Hal itu disampaikannya saat mewakili Menteri Pariwisata dan Ekonomi Kreatif (Menparekraf) hadir dalam Festival Dugong di Pantai Mali, Kecamatan Kabola.
Ia menyebut penyelenggaraan kegiatan seperti itu merupakan salah satu langkah pemerintah untuk kembali memulihkan ekonomi masyarakat melalui sektor pariwisata terutama pascapandemi Covid-19.
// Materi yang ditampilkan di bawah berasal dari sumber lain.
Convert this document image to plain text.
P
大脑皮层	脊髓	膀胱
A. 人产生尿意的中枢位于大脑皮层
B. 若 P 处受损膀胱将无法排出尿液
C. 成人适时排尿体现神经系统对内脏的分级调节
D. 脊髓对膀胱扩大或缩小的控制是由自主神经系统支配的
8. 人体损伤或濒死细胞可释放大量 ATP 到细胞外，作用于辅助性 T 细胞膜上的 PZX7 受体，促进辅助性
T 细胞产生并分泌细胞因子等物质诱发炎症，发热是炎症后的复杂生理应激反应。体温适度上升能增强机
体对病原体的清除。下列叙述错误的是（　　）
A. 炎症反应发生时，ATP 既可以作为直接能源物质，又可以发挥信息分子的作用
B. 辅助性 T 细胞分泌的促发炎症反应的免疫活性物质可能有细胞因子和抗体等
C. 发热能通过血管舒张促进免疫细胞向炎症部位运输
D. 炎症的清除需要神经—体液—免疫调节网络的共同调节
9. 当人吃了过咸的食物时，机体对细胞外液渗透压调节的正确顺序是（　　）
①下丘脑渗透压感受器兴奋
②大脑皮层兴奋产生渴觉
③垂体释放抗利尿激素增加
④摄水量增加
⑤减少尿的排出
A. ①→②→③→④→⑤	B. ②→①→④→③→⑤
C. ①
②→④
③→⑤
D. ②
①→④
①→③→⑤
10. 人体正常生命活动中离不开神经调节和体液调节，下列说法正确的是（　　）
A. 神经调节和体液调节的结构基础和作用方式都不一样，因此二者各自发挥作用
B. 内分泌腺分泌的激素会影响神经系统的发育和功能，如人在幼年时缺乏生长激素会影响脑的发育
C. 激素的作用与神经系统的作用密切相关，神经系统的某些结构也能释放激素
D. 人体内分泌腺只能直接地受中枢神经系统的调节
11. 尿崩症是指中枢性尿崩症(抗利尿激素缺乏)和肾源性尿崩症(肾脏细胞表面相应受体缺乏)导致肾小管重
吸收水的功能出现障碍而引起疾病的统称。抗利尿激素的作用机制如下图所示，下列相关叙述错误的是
Menurut Raden, Alor memiliki berbagai atraksi wisata minat khusus, religi, budaya, seni, dan bahari yang dapat dipromosikan melalui kegiatan seperti Festival Dugong ini.
Apalagi masuknya Festival Dugong dalam kalender event nasional menjadi bukti bahwa Alor menempati posisi yang istimewa di bidang pariwisata Indonesia.
Sementara itu, Direktur Utama Badan Pelaksana Otorita Labuan Bajo, Flores, Shana Fatina yang hadir dalam kesempatan itu mengatakan Alor memiliki begitu banyak potensi wisata dan sangat kental dengan nuansa kearifan lokal dan prinsip keberlanjutan.